Nielsen suspects that modern humans had sex with Denisovans in Asia, somewhere between 30,000 and 40,000 years ago. They inherited the Denisovan version of EPAS1, which lingered in the populations at very low frequencies. The carriers fared better at higher altitudes, and their descendants colonised the Tibetan plateau. This explains why the team found the Denisovan EPAS1 in the vast majority of Tibetans, but also in a couple of Han Chinese people living outside of Tibet.
Other scientists have shown that sex with Neanderthals could also have imported useful genes into our genome, including those involved in skin, hair, and the immune system. “What we’re learning from ancient genomes is that while each of them may have contributed only a little to our ancestry, those genetic streams were full of tiny golden nuggets of useful genes,” says anthropologist John Hawks, who emailed me just before visiting Denisova Cave where the Denisovan fossils were found.
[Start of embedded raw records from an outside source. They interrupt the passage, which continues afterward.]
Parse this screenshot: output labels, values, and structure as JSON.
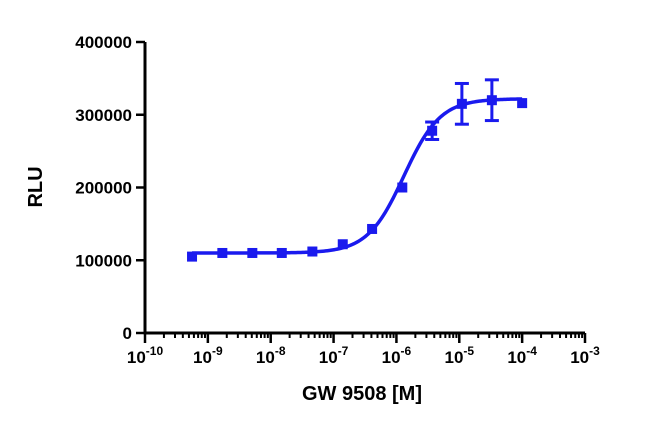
{
  "chart_data": {
    "type": "scatter",
    "xlabel": "GW 9508 [M]",
    "ylabel": "RLU",
    "x_scale": "log10",
    "xlim": [
      1e-10,
      0.001
    ],
    "ylim": [
      0,
      400000
    ],
    "x_ticks": [
      {
        "value": 1e-10,
        "base": "10",
        "exp": "-10"
      },
      {
        "value": 1e-09,
        "base": "10",
        "exp": "-9"
      },
      {
        "value": 1e-08,
        "base": "10",
        "exp": "-8"
      },
      {
        "value": 1e-07,
        "base": "10",
        "exp": "-7"
      },
      {
        "value": 1e-06,
        "base": "10",
        "exp": "-6"
      },
      {
        "value": 1e-05,
        "base": "10",
        "exp": "-5"
      },
      {
        "value": 0.0001,
        "base": "10",
        "exp": "-4"
      },
      {
        "value": 0.001,
        "base": "10",
        "exp": "-3"
      }
    ],
    "y_ticks": [
      {
        "value": 0,
        "label": "0"
      },
      {
        "value": 100000,
        "label": "100000"
      },
      {
        "value": 200000,
        "label": "200000"
      },
      {
        "value": 300000,
        "label": "300000"
      },
      {
        "value": 400000,
        "label": "400000"
      }
    ],
    "color": "#1a1aee",
    "points": [
      {
        "x": 5.6e-10,
        "y": 105000,
        "err": 0
      },
      {
        "x": 1.7e-09,
        "y": 110000,
        "err": 0
      },
      {
        "x": 5.1e-09,
        "y": 110000,
        "err": 0
      },
      {
        "x": 1.5e-08,
        "y": 110000,
        "err": 0
      },
      {
        "x": 4.6e-08,
        "y": 112000,
        "err": 0
      },
      {
        "x": 1.4e-07,
        "y": 122000,
        "err": 0
      },
      {
        "x": 4.1e-07,
        "y": 143000,
        "err": 0
      },
      {
        "x": 1.24e-06,
        "y": 200000,
        "err": 0
      },
      {
        "x": 3.7e-06,
        "y": 278000,
        "err": 12000
      },
      {
        "x": 1.1e-05,
        "y": 315000,
        "err": 28000
      },
      {
        "x": 3.3e-05,
        "y": 320000,
        "err": 28000
      },
      {
        "x": 0.0001,
        "y": 316000,
        "err": 0
      }
    ],
    "fit": {
      "bottom": 110000,
      "top": 322000,
      "log_ec50": -5.88,
      "hill": 1.5
    }
  }
}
“What is a bit surprising is that Denisova is not at high altitude,” says Hawks. It’s in the Altai mountains of Siberia, but it’s not that high up. If Denisovans had the high-altitude version of EPAS1, this could imply that they also spread through the more mountainous parts of China and South Asia. “This gives a route by which Denisovans might have gotten into Southeast Asia where we know modern humans picked up their genes on the way to Australia,” says Hawks.
Nielsen adds that the Denisovans weren’t necessarily adapted to high altitudes. Their version of EPAS1 could have helped them in other ways, and coincidentally allowed the Tibetans to colonise the roof of the world.
If I travelled to the Tibetan plateau, my body would try to cope by making more red blood cells, which transport oxygen around my body. But I’d overcompensate and make too many of these cells. My blood would become thick and viscous, leaving me prone to high blood pressure and stroke. Tibetans don’t have this problem. Their EPAS1 stops them from overproducing red blood cells and helps them acclimatise to the altitude without doing themselves harm. But cold climates can also raise blood pressure by constricting blood vessels. So perhaps the Denisovan version of EPAS1 helped them to adapt to extreme cold, rather than a lack of oxygen.
“To give you a definitive answer, I’d need to find a Denisovan and do some physiological experiments,” he says. “And I can’t.”